Currently I'm running Proxmox 5.3-7 on ZFS with few idling debian virtual machines. I'm using two SSDPE2MX450G7 NVME drives in RAID 1. After 245 days of running this setup the S.M.A.R.T values are terrible.
SMART/Health Information (NVMe Log 0x02, NSID 0xffffffff)
Critical Warning: 0x00
Temperature: 27 Celsius
Available Spare: 98%
Available Spare Threshold: 10%
Percentage Used: 21%
Data Units Read: 29,834,793 [15.2 TB]
Data Units Written: 765,829,644 [392 TB]
Host Read Commands: 341,748,298
Host Write Commands: 8,048,478,631
Controller Busy Time: 1
Power Cycles: 27
Power On Hours: 5,890
Unsafe Shutdowns: 0
Media and Data Integrity Errors: 0
Error Information Log Entries: 0
I was trying to debug what's consuming so much write commands, but I'm failing. iotop
shows 400kB/s average writes with 4MB/s spikes.
I've tried to run zpool iostat and it doesn't look bad too.
zpool iostat rpool 60
capacity operations bandwidth
pool alloc free read write read write
rpool 342G 74.3G 0 91 10.0K 1.95M
rpool 342G 74.3G 0 90 7.80K 1.95M
rpool 342G 74.3G 0 107 7.60K 2.91M
rpool 342G 74.3G 0 85 22.1K 2.15M
rpool 342G 74.3G 0 92 8.47K 2.16M
rpool 342G 74.3G 0 90 6.67K 1.71M
I've decided to take a look into writes by echoing 1
into /proc/sys/vm/block_dump
and looking into /var/log/syslog
. Here's the result:
Jan 25 16:56:19 proxmox kernel: [505463.283056] z_wr_int_2(438): WRITE block 310505368 on nvme0n1p2 (16 sectors)

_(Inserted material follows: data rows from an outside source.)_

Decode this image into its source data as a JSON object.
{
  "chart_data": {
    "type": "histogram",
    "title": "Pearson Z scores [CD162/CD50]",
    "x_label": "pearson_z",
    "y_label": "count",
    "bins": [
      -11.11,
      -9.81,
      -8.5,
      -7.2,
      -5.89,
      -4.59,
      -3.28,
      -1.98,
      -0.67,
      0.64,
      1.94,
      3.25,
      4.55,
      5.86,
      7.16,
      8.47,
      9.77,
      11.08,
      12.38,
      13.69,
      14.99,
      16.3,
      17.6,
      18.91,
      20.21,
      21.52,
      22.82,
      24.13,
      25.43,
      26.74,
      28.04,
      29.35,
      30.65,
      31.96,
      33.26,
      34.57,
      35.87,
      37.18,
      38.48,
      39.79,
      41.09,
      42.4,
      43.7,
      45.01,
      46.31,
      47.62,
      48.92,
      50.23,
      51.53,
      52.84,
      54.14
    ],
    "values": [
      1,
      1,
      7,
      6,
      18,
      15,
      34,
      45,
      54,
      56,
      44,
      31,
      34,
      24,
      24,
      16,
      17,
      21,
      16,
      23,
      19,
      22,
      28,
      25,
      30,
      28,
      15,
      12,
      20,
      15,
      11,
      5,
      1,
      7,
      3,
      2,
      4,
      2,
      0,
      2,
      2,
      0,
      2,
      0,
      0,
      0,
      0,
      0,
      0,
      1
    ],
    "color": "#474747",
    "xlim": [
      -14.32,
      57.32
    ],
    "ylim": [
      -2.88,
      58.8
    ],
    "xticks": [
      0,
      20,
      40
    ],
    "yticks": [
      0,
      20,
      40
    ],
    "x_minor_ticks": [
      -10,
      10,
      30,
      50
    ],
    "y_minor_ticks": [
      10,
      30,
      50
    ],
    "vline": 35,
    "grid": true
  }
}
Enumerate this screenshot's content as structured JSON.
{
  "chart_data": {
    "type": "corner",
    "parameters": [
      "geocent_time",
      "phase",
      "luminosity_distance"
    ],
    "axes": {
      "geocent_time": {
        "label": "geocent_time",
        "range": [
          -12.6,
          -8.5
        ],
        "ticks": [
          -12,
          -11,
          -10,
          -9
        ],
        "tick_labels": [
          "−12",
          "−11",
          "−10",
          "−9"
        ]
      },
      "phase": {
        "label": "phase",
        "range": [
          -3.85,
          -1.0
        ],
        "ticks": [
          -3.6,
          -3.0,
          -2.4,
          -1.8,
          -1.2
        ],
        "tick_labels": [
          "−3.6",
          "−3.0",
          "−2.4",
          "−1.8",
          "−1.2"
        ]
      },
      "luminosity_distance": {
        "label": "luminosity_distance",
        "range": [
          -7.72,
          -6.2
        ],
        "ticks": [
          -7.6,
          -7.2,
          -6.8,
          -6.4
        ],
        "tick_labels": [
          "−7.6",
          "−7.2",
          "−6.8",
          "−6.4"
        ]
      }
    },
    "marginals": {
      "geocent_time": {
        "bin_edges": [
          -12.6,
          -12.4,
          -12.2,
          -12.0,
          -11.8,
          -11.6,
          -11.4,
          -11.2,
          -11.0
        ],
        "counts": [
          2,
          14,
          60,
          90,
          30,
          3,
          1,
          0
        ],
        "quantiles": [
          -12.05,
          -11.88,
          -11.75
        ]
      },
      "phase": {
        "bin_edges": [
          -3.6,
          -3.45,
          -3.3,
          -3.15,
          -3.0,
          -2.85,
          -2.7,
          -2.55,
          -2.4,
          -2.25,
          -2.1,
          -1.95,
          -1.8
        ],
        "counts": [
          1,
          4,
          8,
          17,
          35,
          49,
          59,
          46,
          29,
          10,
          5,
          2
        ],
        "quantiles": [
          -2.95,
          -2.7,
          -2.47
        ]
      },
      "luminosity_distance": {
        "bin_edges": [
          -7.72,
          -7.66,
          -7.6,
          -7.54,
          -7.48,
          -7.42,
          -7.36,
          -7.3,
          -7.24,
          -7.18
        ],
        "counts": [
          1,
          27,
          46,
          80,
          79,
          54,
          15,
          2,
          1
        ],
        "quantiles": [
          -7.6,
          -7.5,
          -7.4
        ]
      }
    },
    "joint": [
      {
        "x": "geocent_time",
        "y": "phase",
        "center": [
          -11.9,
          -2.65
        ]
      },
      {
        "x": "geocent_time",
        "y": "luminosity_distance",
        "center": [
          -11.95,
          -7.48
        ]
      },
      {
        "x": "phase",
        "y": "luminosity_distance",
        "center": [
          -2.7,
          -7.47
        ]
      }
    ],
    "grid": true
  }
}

Jan 25 16:56:19 proxmox kernel: [505463.283058] z_wr_int_0(436): WRITE block 575539312 on nvme1n1p2 (16 sectors)
Jan 25 16:56:19 proxmox kernel: [505463.283075] z_wr_int_1(437): WRITE block 315902632 on nvme0n1p2 (32 sectors)
Jan 25 16:56:19 proxmox kernel: [505463.283096] z_wr_int_4(562): WRITE block 460141312 on nvme0n1p2 (8 sectors)
Jan 25 16:56:19 proxmox kernel: [505463.283108] z_wr_int_4(562): WRITE block 460141328 on nvme0n1p2 (16 sectors)
Jan 25 16:56:19 proxmox kernel: [505463.283271] z_null_iss(418): WRITE block 440 on nvme1n1p2 (8 sectors)
Jan 25 16:56:19 proxmox kernel: [505463.283315] z_null_iss(418): WRITE block 952 on nvme1n1p2 (8 sectors)
Jan 25 16:56:19 proxmox kernel: [505463.283348] z_null_iss(418): WRITE block 878030264 on nvme1n1p2 (8 sectors)
Jan 25 16:56:19 proxmox kernel: [505463.283378] z_null_iss(418): WRITE block 878030776 on nvme1n1p2 (8 sectors)
Jan 25 16:56:19 proxmox kernel: [505463.283409] z_null_iss(418): WRITE block 440 on nvme0n1p2 (8 sectors)
Jan 25 16:56:19 proxmox kernel: [505463.283442] z_null_iss(418): WRITE block 952 on nvme0n1p2 (8 sectors)
Jan 25 16:56:19 proxmox kernel: [505463.283472] z_null_iss(418): WRITE block 878030264 on nvme0n1p2 (8 sectors)
Jan 25 16:56:19 proxmox kernel: [505463.283502] z_null_iss(418): WRITE block 878030776 on nvme0n1p2 (8 sectors)
Jan 25 16:56:19 proxmox kernel: [505463.289562] z_wr_iss(434): WRITE block 460808488 on nvme1n1p2 (24 sectors)
Jan 25 16:56:19 proxmox kernel: [505463.289572] z_wr_iss(434): WRITE block 460808488 on nvme0n1p2 (24 sectors)
Jan 25 16:56:19 proxmox kernel: [505463.457366] z_wr_iss(430): WRITE block 460808744 on nvme1n1p2 (24 sectors)
Jan 25 16:56:19 proxmox kernel: [505463.457382] z_wr_iss(430): WRITE block 460808744 on nvme0n1p2 (24 sectors)
Jan 25 16:56:19 proxmox kernel: [505463.459003] z_wr_iss(431): WRITE block 460809000 on nvme1n1p2 (24 sectors)
and so on. Is there any way to limit number of writes? As you can see the data units written are outrageous and I'm stuck, because I'm out of ideas how to limit it.